Some mute, inglorious Milton should arise
To stem this tide of preciousness and plan
Whereby divisionals can ruin eyes
And make a skeleton of college man.
Some fellow wiser than the common lot
Should stand for cultured indolence and ease,
For, after all, it matters nought, God wot,
What kind of fringe bedecks A.B. degrees.
So when the Yard grass sports a splendid green
And wantonness beguiles from every nook,
No wonder that most happiness is lean,
When nonchalance must batten on a book.
Some mute inglorious Milton should come hence
And buy the whole damn works for twenty cents.
But as Milt Gross would say, "Dese Meeltons don't have no more de two bits, aient it Meesis Feetlebaum?." Which is rather true, for the price of verse is rapidly descending, in fact too much so. If one really wants to make money he should take divisionals and then write his Prisoner's Song and collect the price of two Morris chairs, one divan and golf course--enough for any man, more than enough.
The boys (you know, Archie and Freddie and the rest of the fellas) told me that if I really wanted to see life as is I should go to the summer school just once. So I said what I could and went up to University and asked J--. I asked for a catalogue and got one and brought it down to read. And, to quote a subtitle from Corinne Griffith's last--I was as breathless as listerine when I found what I could take.

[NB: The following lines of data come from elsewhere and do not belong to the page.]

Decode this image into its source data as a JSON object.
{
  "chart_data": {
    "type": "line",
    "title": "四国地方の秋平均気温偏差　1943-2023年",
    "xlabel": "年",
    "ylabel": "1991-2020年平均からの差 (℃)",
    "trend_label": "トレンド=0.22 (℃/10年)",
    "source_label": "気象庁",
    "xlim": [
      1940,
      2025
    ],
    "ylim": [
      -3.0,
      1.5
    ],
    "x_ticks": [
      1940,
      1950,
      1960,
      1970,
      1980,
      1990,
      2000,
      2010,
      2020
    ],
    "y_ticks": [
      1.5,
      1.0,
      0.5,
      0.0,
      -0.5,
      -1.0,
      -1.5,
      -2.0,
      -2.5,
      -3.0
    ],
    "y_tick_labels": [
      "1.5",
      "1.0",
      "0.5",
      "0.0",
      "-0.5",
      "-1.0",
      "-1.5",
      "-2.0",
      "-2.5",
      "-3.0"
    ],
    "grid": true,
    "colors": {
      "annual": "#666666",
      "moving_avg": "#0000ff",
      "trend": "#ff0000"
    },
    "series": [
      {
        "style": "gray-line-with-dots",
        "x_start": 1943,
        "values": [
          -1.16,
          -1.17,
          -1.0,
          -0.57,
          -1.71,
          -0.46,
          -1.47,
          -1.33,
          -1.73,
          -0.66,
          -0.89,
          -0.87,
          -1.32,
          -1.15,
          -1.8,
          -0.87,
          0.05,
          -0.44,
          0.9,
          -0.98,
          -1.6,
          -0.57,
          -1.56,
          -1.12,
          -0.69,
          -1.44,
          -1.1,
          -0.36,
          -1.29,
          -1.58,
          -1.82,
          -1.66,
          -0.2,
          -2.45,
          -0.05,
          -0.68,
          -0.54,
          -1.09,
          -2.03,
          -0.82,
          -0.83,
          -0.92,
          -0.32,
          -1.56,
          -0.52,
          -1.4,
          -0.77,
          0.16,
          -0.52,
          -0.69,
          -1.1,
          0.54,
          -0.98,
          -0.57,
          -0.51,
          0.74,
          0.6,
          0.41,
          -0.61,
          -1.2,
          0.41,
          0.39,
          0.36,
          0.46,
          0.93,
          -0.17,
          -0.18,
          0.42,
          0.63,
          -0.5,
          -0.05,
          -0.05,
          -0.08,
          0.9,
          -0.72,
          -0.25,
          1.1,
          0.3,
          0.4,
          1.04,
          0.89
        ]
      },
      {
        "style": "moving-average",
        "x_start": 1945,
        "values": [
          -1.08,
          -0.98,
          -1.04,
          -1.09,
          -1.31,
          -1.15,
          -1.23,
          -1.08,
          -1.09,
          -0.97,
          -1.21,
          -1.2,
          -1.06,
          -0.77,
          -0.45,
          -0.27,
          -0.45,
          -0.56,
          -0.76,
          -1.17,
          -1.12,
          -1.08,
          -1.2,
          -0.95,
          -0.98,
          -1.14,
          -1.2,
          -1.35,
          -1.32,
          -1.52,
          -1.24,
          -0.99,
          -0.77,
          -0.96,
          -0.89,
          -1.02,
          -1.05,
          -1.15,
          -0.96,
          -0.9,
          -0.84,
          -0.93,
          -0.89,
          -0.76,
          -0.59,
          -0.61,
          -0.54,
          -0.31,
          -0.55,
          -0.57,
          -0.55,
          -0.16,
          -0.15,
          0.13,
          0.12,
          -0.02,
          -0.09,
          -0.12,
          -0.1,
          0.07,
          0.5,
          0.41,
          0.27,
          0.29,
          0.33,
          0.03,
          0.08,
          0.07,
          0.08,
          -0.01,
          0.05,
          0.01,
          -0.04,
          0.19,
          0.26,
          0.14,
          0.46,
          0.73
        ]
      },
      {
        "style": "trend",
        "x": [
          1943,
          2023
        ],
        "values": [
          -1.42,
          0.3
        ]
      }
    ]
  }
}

For--there is an excellent little course in folk dancing, a delightful little twenty dollars worth of aesthetics But best of all is the course in apparatus. I have always wanted to take a course in that, that and prescription. Really I begin to see why the boys recommended this. Imagine how superior one would feel to know his apparatus--I suppose it has something to do with--well I really am not quite sure what it has to do with. But it sounds very easy. Though folk dancing has a distinct lure for me. I have ever been enamoured of the May pole, though vicariously. I really am not that kind--not quite pastoral--no.
Which reminds me of a letter I received recently from one of the--well just one of the only four or five hundred.
Dear Editor of the Crime--
Some of us girls is having a swell brawl over to Brattle Hall and we need the money for the orphans of Revere Beach and wood you mind just helping us with a notis. We have ast the club men and they are coming but what we want is not them but the ayleet who really pays for there fun and don't comeplane. If you will do this we will keep away from lampoon dances and try to act are age. your-s in hope,
Now, as Julius Tannen would say, "Come right up and help the girls to help themselves, boys. Every dog has his day but a cat has nine lives."